Moving from generalities to specifics, I've read the petition. I feel for Ms XXX YYY. I understand that she now sees YouTube as a hostile environment. That is, truly, sad. If she has been subjected to auto-starting YouTube videos embedded in a web page, I agree that the video should at the very least not have been auto-starting.

However, as the petition is worded, she has not asked for that. She has asked YouTube to forbid mockery of epilepsy and as much as I want to, I will not, nay cannot agree with this petition and think it should be politely ignored by Google, as it tries to curtail the very freedom of speech that the petitioner speaks so highly of. Had this been for a site (or a section of a site) specifically targetted towards providing those who suffers from epilepsy a forum, information, assistance or just mutual support, I think the petition would be spot-on, but to the best of my knowledeg, YouTube is none of these things.
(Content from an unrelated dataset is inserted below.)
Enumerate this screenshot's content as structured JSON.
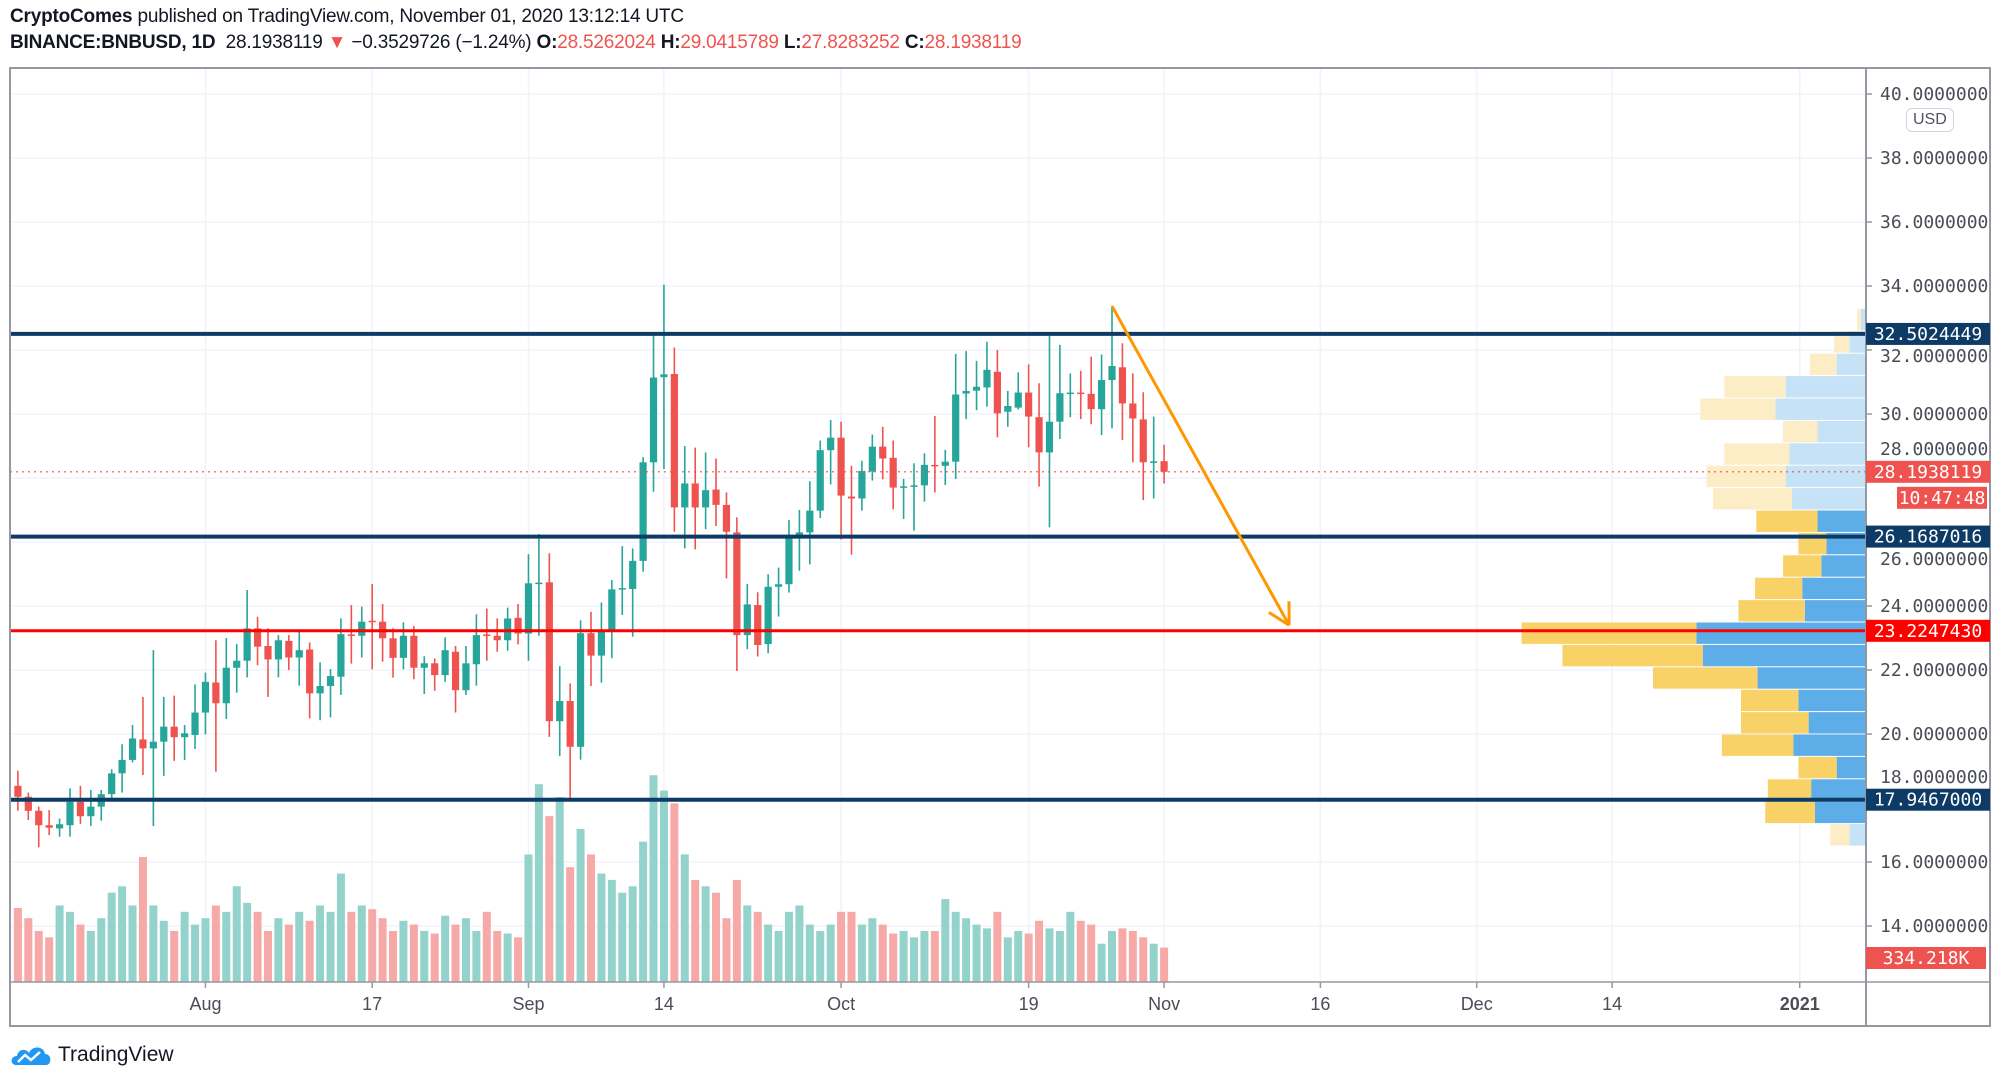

Looking at what options are available for tagging and flagging videos on YouTube, I do not see any "may trigger seizure" (or, possibly better, "contains flashing images"). This would, in my opinion, be a better thing to petition for.

Note, I do not have epilepsy, but I know people who do. I do not find it funny to force videos with extensive flashing that is likely to trigger seizures. I, personally, have a problem with strobe lights, but it is not seizure-related. I find rapidly flashing images to be stressful and strobe lights in an otherwise dark room with people moving about is more than likely to induce stress-related anciety and aggression in me. So while I may not speak from the exact point of view that the petitioner wants me to see things from, I do have at least a smidgen of an idea where she is coming from. I still think it would be insane for me to even write a petition banning strobe lights to be used in dance halls (or whatever the young ones call it today), it is much easier for me to avoid these.